弘法大師入定以来、高野浄土信仰の広まりとともに、人々の参拝が盛んになり、参拝者がたどった高野山への道で、主な7つの道を高野七口とよばれていた。なお、高野山は女人禁制であったため女性は山内に入れず、各入口には女性のための籠り堂として女人堂がつくられ、女人信者は御廟を拝みたいと八葉蓮華の峰々を巡る女人堂を辿ったと言われている。

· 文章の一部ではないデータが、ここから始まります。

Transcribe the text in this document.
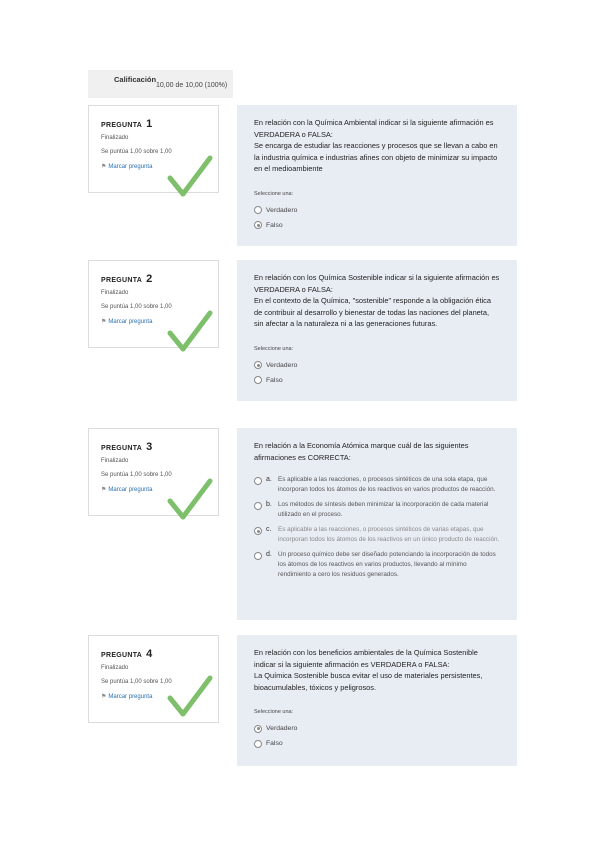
Calificación
10,00 de 10,00 (100%)
PREGUNTA 1
Finalizado
Se puntúa 1,00 sobre 1,00
⚑ Marcar pregunta

En relación con la Química Ambiental indicar si la siguiente afirmación es VERDADERA o FALSA:

Se encarga de estudiar las reacciones y procesos que se llevan a cabo en la industria química e industrias afines con objeto de minimizar su impacto en el medioambiente

Seleccione una:
Verdadero
Falso
PREGUNTA 2
Finalizado
Se puntúa 1,00 sobre 1,00
⚑ Marcar pregunta

En relación con los Química Sostenible indicar si la siguiente afirmación es VERDADERA o FALSA:

En el contexto de la Química, "sostenible" responde a la obligación ética de contribuir al desarrollo y bienestar de todas las naciones del planeta, sin afectar a la naturaleza ni a las generaciones futuras.

Seleccione una:
Verdadero
Falso
PREGUNTA 3
Finalizado
Se puntúa 1,00 sobre 1,00
⚑ Marcar pregunta

En relación a la Economía Atómica marque cuál de las siguientes afirmaciones es CORRECTA:

a. Es aplicable a las reacciones, o procesos sintéticos de una sola etapa, que incorporan todos los átomos de los reactivos en varios productos de reacción.
b. Los métodos de síntesis deben minimizar la incorporación de cada material utilizado en el proceso.
c.	Es aplicable a las reacciones, o procesos sintéticos de varias etapas, que incorporan todos los átomos de los reactivos en un único producto de reacción.
d. Un proceso químico debe ser diseñado potenciando la incorporación de todos los átomos de los reactivos en varios productos, llevando al mínimo rendimiento a cero los residuos generados.
PREGUNTA 4
Finalizado
Se puntúa 1,00 sobre 1,00
⚑ Marcar pregunta

En relación con los beneficios ambientales de la Química Sostenible indicar si la siguiente afirmación es VERDADERA o FALSA:

La Química Sostenible busca evitar el uso de materiales persistentes, bioacumulables, tóxicos y peligrosos.

Seleccione una:
Verdadero
Falso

現在は不動坂口にのみ女人堂が残っているが、他の入口にも女人堂跡は残っている。

1、大門口
西口、大門また矢立口といわれ、和歌山口、麻生津口を含む道。
2、不動坂口
京口また学文路方面道を集約したもの。
3、黒河口
大和口または粉憧(つきこ)峠口ともいわれていた道。
4、龍神口
湯川口、保田口、梁瀬口ともいわれていた道。
5、相ノ浦口
南谷方面を指し、水上峠、大松峠などの道。
6、大滝口
熊野口ともいい、南のろくろ峠を含む道。
7、大峰口
東口、野川口を含む道。
その他
女人堂がある。

高野七口(高野街道)

五輪塔

五輪塔とは、五つの違う形の石を組み合わせた塔です。
下から地・水・火・風・空。
梵字(サンスクリット語)でア・バ・ラ・カ・キャと刻まれています。
『宇宙はこの五つの要素からなりたっている』とお大師さまは説かれています。
人の身体もこの五つの要素から出来ているといわれ、わが国独自の形といわれています。